The basics of APIs

An API (application programming interface) is a way for third party websites to utilise the content of another site within its own website development. For example, Apple has released an iTunes ‘Search API’ so that external websites can offer this service to their users. It’s a clever way for the third party website to have an Apple product integrated into their website. Apple also benefits from the searches and possible purchases.

How it works

API is a software-to-software interface, rather than software-to-user. The software code has been written by developers as a series of XML messages so that two or more applications talk to each other. This doesn’t affect the users’ journey through the third party website and it won’t even be recognised as two applications communicating. To the end user, it’s all one simple process.
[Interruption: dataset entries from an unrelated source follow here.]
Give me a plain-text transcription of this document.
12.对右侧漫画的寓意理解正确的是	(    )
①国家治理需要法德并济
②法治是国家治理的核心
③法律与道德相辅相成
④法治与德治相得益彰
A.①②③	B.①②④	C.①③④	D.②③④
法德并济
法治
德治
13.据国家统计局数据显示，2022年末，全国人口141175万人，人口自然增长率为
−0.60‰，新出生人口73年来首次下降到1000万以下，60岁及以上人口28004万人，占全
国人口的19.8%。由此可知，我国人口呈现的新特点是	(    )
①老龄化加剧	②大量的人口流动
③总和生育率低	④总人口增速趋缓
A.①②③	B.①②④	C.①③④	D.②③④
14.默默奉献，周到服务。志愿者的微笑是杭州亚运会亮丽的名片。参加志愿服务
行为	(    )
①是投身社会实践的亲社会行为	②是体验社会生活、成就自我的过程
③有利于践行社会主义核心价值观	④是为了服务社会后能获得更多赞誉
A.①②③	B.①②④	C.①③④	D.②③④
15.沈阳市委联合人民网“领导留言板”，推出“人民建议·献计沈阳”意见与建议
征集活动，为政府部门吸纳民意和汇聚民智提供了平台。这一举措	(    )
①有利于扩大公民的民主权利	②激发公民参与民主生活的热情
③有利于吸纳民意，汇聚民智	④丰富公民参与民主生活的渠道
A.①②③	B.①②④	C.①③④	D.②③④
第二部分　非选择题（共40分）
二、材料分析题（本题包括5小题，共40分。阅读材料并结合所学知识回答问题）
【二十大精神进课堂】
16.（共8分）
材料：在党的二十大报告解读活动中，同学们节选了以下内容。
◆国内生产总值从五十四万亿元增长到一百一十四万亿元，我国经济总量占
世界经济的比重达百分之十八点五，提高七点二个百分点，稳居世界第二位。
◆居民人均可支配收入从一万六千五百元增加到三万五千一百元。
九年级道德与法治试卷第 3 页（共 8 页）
In fact, this integration has been named ‘seamless’ due to its under-the-radar approach.
For example, if a person needs to buy a train ticket on the go, they will probably reach for their mobile device. They’ll log on to a website or app such as National Rail and make their choice. Once they’re ready to pay, they’ll input their debit or credit card information. At this point in the transaction, the National Rail website will use an API to verify the person’s card details. The person holding the phone has no idea this is happening; they only see the National Rail branded website from start to finish.

Benefits of API

1 – Wider Audience
Business giants such as Facebook and PayPal create APIs as it keeps them connected to a wider audience at all times. In the modern era, end users are more concerned with convenience and a cohesive journey, especially when using a small mobile device or tablet. Integrating applications make it all possible and the target consumer will be thankful for it. It gives the audience a chance to use their favourite services in various situations, which may be more efficient. This will lead to further brand awareness and customer satisfaction in the long run.
Not only does it benefit companies such as Apple and Facebook, but it also gives the third party website more credibility and reach.
2 – Flexibility
If an API isn’t used, websites can be open to more technical glitches because they won’t be able to keep up with any changes made. For example, if a third party website or app has an Amazon search feature, it will need to visit the site each time a request is made to find the answer. If the Amazon website changes, it may not be able to decipher the web page and could cause a glitch. If using an API, the third party app would send a direct message to Amazon to retrieve the information needed. No matter how much Amazon changes its website, the API will always pick up the message. It’s far more robust and flexible in its thinking.
APIs are also an excellent way of collecting consumer data and picking up on trends. For example, Facebook can gather information that allows them to predict future consumer behaviour.
3 – Time and Moneysaving
If software and web developers are writing code, it’s far quicker to use an API than to write it from scratch. API comes under the SaaS (Software as a Service) umbrella for this reason. An application can contract out to external software, which may execute the task more efficiently. Businesses will save a lot of time and money by using APIs, as they’ll be able to incorporate existing remote tools and systems into their own applications.
API will save companies money by cutting down the amount of time spent writing software, therefore not having to pay for the extra manpower. It will also reduce the amount of hardware needed to keep them working.
API has advantages for both sides of the application integration. It allows the third party owner access to up-to-date information, while the owner of the API gains a wider audience.